Once we consider dividend tax cuts, basic rate cuts, and health/social levy cuts, the highest earners will have saved almost £10,000 over the next two years. This means that in countries like Norway, Switzerland, Austria, Denmark, or the Netherlands, most of the poorest in society can still somewhat maintain a decent lifestyle. In the UK the opposite is true – financial or health security is almost non-existent.

Even with the U-turn on scrapping the top rate of tax, the richest in society will still be better off by around £2300 a year, whilst those at the very bottom will see a benefit of £13 a year. With high-sky inflation, that £13 benefit vanishes in real terms.

It is no wonder then that Bank of England data shows that credit card borrowing has increased by almost 20%, an increase not seen since the start of the early 2000s.
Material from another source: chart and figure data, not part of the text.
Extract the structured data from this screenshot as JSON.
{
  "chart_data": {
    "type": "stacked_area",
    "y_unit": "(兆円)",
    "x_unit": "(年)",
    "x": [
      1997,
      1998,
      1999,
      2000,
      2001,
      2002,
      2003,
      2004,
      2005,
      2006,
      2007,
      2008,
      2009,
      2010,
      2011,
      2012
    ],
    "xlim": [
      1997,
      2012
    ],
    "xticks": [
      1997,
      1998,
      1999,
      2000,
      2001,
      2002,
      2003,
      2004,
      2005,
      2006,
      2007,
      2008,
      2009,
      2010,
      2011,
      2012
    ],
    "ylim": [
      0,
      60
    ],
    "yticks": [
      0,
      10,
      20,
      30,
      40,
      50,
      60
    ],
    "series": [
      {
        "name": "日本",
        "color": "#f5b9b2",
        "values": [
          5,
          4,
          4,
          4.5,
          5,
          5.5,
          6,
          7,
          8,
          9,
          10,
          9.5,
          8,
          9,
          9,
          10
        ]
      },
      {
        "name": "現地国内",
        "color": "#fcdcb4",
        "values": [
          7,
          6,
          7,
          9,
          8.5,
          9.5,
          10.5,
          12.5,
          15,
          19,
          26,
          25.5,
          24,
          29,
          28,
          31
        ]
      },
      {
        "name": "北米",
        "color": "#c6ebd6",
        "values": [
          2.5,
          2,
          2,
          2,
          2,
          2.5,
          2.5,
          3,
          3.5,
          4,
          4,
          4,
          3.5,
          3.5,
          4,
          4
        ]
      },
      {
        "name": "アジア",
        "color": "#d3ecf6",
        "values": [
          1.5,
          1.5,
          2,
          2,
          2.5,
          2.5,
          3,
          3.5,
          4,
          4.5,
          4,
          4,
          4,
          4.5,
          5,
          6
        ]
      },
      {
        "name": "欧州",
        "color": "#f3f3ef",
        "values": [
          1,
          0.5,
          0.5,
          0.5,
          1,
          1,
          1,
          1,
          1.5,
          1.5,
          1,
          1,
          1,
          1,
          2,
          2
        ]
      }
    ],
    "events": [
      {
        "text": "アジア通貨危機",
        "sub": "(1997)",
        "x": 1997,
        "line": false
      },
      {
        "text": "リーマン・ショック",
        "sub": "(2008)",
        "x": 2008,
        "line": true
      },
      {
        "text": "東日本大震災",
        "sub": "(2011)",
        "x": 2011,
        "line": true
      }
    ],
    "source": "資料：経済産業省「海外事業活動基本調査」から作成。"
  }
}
Where the government has failed, now many people turn to private credit and build private debt – the ingredients to a recession still predicted to kick off at the start of 2023.

If you are in Wales, Scotland, Northern Ireland or even North-England then the mini-Budget effectively told you to get stuffed – as households in the East, South, and South-East of England will benefit from these measures three times more (£1600) than any other part of the UK.

On top of this, the failure of the UK Government to seriously tackle inflation, or to increase the block grant in real terms, means the Scottish Government's budget is worth £1.7 billion less in real terms.

Whilst the Conservative zealots at Westminster seek to rehabilitate the zombie economics of the past, I'd suggest Scotland seek a different path. But choosing a policy path to best fit our needs requires one thing common amongst most developed democracies across the planet – political independence.